How To Tell An Insightful Story Of Performance With Measures

by Stacey Barr |

Performance measures aren’t doing their best work when you treat them as a tick-and-flick monitoring tool. They are only giving you one angle on performance. Often the insights you need will come from a richer story that needs more characters to give a fuller picture.

The cast of characters in a story about performance are similar to the characters of any story:

  • The Protagonist: This is the main character, whose problem forms the central theme of the story. The performance measure we want to improve most of all is our protagonist.
  • The Antagonist: This is the character who plays in opposition to our protagonist, who poses the obstacles which much be overcome to solve our protagonist’s problem. Measures of the causes that are constraining our performance measure are our antagonists.
  • The Anti-hero: This is the character who may currently lack the wisdom or values required to achieve the goals they have. We are the anti-heroes of stories about performance! We must often overcome our biases or knowledge gaps to find the insights to achieve our goals. And this quest is usually a battle with the root causes that hold performance back from targets or expectations.

Meet Julia’s protagonist…

Julia works with a children’s social care service in the UK. Her team receives case referrals relating to child care. Case referrals are triaged by the team and then those with greater priority are assessed more formally in what is called an Initial Assessment.

Initial Assessments determine the extent and degree of risk to the child, and therefore what action Julia’s team is going to take. So a very important performance measure that the team tracks is % Initial Assessments Completed in 10 Days. The following XmR chart shows this measure’s performance since April 2011:

From as early as October 2012, the point where the second value of the measure falls below the bottom natural process limit (part of a short run signal), we can be certain that far fewer Initial Assessments are being completed within 10 days. In fact, the overall level of completion reduced from 77.7% to 44.3%.

This drop could have started as early as May 2012, where we can see the start of a steady decline. But it took its effect on performance somewhere around August 2012, when the short run signal showed up:

What caused the large drop? And what is happening over the last six months in the series? Is it evidence of a push to return to the previous levels? Or was some fundamental cause identified, and carefully addressed?

Meet Julia’s antagonists…

Can an increased workload explain the drop in performance? Not necessarily, according to the following measure of Number of Case Referrals:

Do you see the small upward shift, from an overall level of 264 to 282, which happened from March 2012? Was an extra 18 cases a month a big enough increase that the demand became more than Julia’s team’s capacity?

Another potential reason why % Initial Assessments Completed in 10 Days might have dropped is if a higher proportion of the case referrals were flagged as needing an initial assessment.

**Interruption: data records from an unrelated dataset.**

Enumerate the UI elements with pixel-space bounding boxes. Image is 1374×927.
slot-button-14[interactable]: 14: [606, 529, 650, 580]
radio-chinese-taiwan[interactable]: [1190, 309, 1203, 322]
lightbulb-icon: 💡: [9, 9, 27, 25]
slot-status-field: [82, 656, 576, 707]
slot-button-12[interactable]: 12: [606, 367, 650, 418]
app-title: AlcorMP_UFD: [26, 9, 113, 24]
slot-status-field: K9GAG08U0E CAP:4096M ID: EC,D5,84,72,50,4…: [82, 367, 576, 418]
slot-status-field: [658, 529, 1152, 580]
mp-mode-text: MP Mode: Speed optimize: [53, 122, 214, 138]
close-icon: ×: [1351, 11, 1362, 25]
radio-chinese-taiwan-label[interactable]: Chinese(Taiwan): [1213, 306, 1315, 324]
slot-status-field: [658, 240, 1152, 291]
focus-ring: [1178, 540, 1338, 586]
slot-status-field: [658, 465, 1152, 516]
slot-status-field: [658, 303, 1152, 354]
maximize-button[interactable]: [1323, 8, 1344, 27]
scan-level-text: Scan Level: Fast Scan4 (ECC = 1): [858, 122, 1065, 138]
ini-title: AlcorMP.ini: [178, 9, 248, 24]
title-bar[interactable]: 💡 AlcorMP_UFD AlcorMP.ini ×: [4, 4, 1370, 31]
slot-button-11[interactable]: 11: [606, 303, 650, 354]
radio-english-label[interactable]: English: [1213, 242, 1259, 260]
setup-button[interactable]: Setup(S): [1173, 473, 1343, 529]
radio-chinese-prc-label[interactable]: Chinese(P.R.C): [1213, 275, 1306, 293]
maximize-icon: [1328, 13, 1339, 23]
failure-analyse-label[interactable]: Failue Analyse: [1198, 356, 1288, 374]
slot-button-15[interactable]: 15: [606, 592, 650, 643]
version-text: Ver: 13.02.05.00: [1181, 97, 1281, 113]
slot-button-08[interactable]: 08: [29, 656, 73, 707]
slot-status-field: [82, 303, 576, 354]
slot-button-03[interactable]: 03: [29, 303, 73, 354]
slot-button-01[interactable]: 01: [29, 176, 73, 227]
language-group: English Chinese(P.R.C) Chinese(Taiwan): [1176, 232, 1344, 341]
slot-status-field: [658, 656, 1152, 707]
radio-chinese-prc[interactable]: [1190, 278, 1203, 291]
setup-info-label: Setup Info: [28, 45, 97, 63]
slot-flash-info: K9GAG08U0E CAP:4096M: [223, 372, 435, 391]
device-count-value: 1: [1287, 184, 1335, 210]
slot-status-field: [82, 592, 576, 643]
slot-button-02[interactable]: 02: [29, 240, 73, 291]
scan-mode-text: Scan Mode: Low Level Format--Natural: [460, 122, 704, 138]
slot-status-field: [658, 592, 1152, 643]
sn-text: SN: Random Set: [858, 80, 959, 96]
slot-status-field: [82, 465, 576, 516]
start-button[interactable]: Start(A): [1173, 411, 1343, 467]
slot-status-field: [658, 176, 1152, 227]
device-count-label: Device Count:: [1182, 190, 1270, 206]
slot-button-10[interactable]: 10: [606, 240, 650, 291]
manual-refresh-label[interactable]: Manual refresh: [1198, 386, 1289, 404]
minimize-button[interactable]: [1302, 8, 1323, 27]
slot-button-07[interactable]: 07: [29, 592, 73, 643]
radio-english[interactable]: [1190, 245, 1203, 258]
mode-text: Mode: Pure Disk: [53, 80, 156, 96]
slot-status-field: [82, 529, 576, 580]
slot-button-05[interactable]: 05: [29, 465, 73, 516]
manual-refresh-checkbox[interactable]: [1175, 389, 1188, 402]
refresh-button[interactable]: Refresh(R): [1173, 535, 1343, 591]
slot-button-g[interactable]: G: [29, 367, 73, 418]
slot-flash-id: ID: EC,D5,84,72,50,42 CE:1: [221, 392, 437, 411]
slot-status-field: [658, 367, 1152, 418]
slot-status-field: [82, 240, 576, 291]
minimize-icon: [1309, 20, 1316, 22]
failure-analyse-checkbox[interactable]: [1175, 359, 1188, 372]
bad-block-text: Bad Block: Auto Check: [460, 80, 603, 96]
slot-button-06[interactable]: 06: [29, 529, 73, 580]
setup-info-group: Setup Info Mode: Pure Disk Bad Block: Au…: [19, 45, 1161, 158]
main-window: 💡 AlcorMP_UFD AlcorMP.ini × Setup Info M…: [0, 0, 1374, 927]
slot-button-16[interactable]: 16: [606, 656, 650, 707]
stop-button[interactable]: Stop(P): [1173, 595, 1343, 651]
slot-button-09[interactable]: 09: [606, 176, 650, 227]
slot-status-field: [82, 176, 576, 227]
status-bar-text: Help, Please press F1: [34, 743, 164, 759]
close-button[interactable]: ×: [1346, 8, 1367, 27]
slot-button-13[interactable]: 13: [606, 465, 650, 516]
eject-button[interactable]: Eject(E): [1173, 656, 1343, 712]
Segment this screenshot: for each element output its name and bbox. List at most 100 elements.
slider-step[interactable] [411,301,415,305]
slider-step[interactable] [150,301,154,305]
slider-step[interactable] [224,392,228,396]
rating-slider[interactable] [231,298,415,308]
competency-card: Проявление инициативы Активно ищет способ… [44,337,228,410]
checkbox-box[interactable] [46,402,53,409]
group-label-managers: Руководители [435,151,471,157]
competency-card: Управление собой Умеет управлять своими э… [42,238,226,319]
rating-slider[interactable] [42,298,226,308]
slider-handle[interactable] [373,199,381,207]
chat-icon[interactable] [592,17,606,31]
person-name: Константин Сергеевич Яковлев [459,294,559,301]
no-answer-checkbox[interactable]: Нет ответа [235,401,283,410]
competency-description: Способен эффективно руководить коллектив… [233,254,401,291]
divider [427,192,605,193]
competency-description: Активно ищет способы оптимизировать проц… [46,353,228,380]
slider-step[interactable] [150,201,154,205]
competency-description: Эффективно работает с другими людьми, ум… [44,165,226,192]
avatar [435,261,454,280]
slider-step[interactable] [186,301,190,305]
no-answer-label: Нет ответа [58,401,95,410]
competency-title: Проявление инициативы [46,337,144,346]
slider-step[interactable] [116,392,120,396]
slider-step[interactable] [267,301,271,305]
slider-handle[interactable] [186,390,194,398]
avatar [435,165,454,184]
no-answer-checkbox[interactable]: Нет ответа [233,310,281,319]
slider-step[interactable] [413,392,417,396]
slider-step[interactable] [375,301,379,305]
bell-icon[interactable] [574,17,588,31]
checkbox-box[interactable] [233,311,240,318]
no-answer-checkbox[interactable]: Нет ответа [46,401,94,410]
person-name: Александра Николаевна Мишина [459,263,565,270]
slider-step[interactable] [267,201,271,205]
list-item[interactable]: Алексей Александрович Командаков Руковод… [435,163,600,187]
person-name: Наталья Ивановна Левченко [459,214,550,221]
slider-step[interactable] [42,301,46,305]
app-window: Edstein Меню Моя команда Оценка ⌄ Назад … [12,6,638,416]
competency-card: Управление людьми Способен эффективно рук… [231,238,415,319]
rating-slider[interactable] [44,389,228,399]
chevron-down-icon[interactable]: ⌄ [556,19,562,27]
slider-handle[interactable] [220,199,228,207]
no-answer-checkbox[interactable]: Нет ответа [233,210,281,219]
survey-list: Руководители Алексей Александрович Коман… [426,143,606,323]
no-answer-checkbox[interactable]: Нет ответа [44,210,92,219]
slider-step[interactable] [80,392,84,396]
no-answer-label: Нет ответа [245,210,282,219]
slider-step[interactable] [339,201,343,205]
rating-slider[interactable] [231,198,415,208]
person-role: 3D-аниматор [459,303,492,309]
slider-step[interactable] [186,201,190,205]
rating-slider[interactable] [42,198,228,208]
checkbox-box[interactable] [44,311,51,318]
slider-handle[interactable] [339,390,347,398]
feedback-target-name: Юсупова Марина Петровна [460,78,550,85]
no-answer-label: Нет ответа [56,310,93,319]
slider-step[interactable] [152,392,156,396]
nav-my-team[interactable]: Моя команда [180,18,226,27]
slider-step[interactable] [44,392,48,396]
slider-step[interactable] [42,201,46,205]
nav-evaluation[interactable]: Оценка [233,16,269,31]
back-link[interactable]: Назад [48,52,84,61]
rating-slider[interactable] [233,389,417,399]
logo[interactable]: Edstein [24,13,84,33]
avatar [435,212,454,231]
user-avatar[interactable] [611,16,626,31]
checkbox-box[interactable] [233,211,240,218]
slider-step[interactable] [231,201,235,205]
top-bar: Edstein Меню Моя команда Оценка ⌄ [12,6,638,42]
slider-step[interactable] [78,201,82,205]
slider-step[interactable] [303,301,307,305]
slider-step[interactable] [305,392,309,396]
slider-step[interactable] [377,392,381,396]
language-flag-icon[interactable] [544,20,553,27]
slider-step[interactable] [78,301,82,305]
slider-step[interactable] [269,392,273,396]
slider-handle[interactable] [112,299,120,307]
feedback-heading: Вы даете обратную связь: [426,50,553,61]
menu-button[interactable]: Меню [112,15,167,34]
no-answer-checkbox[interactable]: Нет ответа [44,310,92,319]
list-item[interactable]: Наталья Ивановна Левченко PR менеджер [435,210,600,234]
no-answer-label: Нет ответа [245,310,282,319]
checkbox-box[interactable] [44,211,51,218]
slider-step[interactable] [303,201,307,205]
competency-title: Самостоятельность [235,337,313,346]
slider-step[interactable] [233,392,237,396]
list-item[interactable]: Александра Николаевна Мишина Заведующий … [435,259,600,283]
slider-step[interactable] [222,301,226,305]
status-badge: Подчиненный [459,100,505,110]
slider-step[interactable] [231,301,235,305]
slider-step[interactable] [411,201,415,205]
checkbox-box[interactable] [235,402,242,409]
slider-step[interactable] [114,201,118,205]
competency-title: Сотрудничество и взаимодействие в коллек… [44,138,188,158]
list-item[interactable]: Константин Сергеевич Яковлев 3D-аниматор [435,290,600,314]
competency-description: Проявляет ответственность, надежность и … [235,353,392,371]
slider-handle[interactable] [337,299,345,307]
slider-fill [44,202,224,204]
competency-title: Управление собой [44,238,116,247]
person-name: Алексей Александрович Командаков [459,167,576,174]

But the XmR chart for % Case Referrals Requiring Initial Assessment shows no signal of change over time. There is only a ‘special cause’ or outlier in December 2012. Usually outliers like this are very rare and have a very specific once-off cause or explanation.

We know that the Number of Case Referrals increased a little, and so did the number of those that required initial assessments. In fact, around May 2012 the overall level increased from 151 per month to 166, only slightly lagging behind the increase in case referrals:

Were the team already working to capacity, such that a small increase could throw them into chaos, and cause such a disproportionately large decline in % Initial Assessments Completed in 10 Days?

Or was something more going on, perhaps with the complexity of those cases, or a reduction in the size of Julia’s team?

The quest of our anti-hero, Julia…

Asking all these questions is exactly how a performance story can become insightful. And the quest to answer these questions is the quest of our anti-hero, Julia.

The first thing that Julia did when she saw these graphs of her measures was draw on her experience to find reasons for the signals. She recalled an inspection by regulators in July of 2012 and how her team had spent some time before that inspection trying to improve timeliness.

Performance improvement recommendations from the inspection were published in August 2012 and they began acting on those recommendations, and kept striving to improve timeliness. This might be the reason for the increase in Number of Completed Initial Assessments.

But since then, Julia’s team had a lot of staff turnover, working against their efforts to get a measurable increase in % Initial Assessments Completed in 10 Days.

They were conscious of performance slipping and a backlog building, so they had extra staff working to carry out assessments during December 2012 and January 2013. This may be the reason for the start of a steady increase we see in % Initial Assessments Completed in 10 Days since December 2012.

How will Julia’s story end?

Extra staff is a Band-Aid solution, a way of ‘stopping the bleeding’ but certainly not a way to prevent more wounds. Julia and the team will need to take a closer look at the design of their Initial Assessment process, and find a way to make it fundamentally faster, without the need for more staff and harder work.

And because we can all identify with out anti-hero, Julia, we know how we want this story to end!

TAKE ACTION:

Do you have a performance measure whose refusal to reach a target has perplexed you? Gather your thoughts, gather some extra information, and put together a story of what’s happening and why. You might find an insight that has been eluding you, and might just be the leverage to pursue that target!